Commenting on the results of COMBI-i, Dr Bartosz Chmielowski (University of California, Los Angeles, USA) compared COMBI-i with KEYNOTE-22 and IMspire150 [2]. These trials also evaluated the effect of adding a checkpoint inhibitor to BRAF/MEK-inhibition. Although the PFS curves of all 3 studies are fairly comparable, only IMspire150 met its endpoint [3,4]. This means that minimal differences in patient populations (LDH levels, number of metastases) and differences in the statistical design of the trials are important determinants for a “positive” or “negative” result in these trials. In addition, Dr Chmielowsky challenged the rationale of these trials. It is known that treatment with a BRAF inhibitor is associated with increased expression of melanoma antigens and an increase in CD8+ T cell infiltrate in the tumour. Therefore, it would be better to evaluate the benefit a targeted therapy added to a checkpoint inhibitor rather than to evaluate the benefit of checkpoint inhibitor added to targeted therapy. In the STARBOARD trial the latter design will be tested (pembrolizumab plus encorafenib/tremelimumab versus pembrolizumab).

 

  1. Nathan P, et al. Spartalizumab plus dabrafenib and trametinib (Sparta-DabTram) in patients (pts) with previously untreated BRAF V600–mutant unresectable or metastatic melanoma: Results from the randomized part 3 of the phase III COMBI-i trial. ESMO 2020 Virtual Meeting, abstract LBA43
  2. Chmielowski B. Mastering the art of the management of patients with metastatic melanoma. ESMO 2020 Virtual Meeting, Presentation ID 4816.

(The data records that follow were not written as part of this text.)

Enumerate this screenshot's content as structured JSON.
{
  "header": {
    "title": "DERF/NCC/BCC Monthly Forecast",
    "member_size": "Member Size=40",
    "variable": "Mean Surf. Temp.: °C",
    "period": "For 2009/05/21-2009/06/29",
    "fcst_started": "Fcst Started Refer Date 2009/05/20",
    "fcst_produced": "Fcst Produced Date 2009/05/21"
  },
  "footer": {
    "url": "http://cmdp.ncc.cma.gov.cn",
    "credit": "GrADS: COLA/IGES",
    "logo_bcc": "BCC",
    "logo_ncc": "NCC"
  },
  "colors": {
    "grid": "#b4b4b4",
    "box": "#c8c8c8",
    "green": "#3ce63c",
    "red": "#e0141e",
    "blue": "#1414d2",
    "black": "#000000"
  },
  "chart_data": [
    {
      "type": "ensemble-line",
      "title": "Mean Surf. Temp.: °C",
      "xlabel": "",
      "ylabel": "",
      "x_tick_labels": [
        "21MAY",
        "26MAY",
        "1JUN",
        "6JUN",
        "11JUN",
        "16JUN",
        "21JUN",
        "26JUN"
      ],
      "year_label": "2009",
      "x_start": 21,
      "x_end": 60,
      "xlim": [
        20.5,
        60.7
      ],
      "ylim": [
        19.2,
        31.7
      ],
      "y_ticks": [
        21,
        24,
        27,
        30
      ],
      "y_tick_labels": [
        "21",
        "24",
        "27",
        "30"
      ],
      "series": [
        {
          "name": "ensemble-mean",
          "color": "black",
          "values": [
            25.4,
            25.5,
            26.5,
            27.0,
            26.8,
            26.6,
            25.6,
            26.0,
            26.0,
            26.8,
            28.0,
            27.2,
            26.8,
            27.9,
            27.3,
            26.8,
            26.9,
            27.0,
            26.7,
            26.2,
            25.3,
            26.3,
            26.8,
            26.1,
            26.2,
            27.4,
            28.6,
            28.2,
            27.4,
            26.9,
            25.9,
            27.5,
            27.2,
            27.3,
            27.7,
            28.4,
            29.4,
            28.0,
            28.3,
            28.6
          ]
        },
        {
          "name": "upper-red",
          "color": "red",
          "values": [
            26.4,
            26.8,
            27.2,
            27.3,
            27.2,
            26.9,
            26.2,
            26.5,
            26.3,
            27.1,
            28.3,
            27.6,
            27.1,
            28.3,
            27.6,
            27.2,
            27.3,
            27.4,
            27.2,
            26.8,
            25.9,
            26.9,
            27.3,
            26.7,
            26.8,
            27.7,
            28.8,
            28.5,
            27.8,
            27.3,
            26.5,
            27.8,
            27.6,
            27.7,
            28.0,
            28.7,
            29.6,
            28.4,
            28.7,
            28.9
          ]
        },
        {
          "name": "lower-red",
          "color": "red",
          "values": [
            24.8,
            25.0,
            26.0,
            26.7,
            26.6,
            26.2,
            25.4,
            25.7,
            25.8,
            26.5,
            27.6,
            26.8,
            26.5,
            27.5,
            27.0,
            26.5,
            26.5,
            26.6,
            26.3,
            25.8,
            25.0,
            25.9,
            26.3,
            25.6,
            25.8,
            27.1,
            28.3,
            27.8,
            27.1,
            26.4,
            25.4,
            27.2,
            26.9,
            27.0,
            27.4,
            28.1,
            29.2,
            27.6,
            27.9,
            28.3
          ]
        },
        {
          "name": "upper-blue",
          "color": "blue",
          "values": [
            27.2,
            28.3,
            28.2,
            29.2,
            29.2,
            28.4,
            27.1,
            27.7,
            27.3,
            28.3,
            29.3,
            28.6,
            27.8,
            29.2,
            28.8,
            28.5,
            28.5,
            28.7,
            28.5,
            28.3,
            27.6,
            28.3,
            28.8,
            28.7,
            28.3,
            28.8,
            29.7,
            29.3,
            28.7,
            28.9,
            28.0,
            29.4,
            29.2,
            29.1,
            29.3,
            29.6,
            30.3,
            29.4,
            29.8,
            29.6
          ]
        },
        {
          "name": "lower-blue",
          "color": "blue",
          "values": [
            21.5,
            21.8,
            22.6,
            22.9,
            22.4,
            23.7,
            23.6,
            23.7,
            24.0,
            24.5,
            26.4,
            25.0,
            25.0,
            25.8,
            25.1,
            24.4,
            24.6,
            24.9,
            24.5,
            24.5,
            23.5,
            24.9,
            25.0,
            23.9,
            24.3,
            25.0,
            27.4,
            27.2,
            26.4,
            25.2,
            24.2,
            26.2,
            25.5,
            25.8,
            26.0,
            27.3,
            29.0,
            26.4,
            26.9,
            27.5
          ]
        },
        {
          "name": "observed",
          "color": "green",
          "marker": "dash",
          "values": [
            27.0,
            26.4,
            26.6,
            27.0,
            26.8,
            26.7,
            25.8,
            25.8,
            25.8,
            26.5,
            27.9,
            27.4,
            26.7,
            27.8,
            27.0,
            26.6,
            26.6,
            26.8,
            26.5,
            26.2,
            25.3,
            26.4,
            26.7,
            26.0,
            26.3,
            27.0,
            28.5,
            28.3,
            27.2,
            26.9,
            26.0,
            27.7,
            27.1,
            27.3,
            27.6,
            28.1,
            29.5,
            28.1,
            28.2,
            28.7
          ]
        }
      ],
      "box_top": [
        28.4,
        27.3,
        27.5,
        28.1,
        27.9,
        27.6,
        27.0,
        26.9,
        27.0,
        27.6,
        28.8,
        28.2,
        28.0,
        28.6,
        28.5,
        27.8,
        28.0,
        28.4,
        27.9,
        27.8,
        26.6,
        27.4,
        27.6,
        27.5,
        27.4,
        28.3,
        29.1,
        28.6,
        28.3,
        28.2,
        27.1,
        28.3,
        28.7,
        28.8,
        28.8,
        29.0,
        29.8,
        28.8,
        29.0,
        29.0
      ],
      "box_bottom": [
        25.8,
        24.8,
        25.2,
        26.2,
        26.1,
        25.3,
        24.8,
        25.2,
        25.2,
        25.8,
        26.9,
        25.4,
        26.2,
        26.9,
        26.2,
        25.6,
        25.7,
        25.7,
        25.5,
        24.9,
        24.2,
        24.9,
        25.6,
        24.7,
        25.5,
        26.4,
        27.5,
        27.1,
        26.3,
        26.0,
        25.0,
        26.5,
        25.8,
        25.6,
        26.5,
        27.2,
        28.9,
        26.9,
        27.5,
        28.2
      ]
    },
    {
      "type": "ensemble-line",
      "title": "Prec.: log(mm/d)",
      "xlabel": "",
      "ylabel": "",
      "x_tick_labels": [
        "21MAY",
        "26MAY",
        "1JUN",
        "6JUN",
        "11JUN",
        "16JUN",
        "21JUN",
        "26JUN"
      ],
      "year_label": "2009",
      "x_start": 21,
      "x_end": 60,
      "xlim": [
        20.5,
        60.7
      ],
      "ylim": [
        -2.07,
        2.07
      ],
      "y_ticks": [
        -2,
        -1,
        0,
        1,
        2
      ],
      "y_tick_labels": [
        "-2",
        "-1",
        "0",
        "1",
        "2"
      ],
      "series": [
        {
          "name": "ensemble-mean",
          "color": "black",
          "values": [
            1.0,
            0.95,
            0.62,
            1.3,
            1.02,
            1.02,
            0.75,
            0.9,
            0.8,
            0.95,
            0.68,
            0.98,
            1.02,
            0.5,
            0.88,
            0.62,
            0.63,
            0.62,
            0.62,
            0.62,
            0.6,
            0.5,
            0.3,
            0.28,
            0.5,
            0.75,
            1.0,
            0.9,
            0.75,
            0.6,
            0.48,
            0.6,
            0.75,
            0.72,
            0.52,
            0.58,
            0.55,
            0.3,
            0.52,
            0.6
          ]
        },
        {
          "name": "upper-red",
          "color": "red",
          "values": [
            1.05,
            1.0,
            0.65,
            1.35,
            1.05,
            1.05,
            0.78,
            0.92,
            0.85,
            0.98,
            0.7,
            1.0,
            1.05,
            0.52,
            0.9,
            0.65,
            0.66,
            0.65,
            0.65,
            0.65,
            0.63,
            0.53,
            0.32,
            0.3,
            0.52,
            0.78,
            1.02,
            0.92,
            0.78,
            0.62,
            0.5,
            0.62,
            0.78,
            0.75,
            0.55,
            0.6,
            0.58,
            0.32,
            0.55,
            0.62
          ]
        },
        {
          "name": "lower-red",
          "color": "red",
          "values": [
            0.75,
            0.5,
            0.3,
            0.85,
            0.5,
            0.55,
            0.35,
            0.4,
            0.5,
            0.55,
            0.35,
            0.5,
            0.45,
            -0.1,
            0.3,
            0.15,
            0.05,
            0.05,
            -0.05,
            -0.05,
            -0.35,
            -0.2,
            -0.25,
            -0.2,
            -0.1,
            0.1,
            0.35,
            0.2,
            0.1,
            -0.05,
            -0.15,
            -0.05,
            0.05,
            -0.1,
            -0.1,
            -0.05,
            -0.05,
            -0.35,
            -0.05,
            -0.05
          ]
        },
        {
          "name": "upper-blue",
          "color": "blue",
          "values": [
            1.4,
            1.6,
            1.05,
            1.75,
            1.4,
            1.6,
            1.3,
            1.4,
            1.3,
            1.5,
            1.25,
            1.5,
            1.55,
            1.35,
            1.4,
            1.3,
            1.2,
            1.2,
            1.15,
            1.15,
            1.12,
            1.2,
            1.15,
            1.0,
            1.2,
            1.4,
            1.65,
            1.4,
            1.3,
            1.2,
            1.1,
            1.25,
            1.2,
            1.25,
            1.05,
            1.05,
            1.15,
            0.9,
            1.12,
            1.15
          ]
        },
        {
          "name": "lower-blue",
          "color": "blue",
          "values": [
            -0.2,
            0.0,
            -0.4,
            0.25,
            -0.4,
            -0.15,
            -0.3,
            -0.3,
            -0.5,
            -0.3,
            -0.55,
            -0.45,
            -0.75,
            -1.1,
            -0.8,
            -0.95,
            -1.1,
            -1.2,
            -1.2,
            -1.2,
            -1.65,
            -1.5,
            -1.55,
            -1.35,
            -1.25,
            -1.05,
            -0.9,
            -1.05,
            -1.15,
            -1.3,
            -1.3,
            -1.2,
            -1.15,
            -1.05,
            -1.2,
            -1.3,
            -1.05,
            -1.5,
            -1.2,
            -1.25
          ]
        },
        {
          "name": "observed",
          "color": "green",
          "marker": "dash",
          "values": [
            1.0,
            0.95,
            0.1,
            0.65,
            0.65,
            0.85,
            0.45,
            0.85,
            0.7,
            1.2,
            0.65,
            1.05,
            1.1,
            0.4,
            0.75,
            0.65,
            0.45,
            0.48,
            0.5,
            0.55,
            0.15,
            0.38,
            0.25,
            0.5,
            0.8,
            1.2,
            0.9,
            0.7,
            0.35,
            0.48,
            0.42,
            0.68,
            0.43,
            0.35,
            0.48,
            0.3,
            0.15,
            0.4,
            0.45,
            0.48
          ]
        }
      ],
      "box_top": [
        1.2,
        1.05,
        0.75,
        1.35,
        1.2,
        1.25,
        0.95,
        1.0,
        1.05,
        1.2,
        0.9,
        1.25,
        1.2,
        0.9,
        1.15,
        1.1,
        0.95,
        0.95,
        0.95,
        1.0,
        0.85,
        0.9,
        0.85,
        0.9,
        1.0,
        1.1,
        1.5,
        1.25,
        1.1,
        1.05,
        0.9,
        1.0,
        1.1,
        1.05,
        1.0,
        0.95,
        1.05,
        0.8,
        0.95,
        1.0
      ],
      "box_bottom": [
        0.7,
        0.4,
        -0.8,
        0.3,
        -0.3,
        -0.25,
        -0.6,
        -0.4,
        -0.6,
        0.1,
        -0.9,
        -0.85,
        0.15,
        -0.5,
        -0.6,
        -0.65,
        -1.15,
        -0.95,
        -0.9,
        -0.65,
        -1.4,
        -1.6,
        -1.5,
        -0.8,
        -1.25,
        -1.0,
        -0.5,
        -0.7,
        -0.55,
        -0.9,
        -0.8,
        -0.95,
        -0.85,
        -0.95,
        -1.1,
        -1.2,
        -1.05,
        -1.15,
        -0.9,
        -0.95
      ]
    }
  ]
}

  3. Ascierto PA, et al. Dabrafenib, trametinib and pembrolizumab or placebo in BRAF-mutant melanoma. Nat Med. 2019; 25: 941-946.
  4. Gutzmer R, et al. Atezolizumab, vemurafenib, and cobimetinib as first-line treatment for unresectable advanced BRAF V600 mutation-positive melanoma (IMspire150): primary analysis of the randomised, double-blind, placebo-controlled, phase 3 trial. Lancet 2020; 395:1835-1844.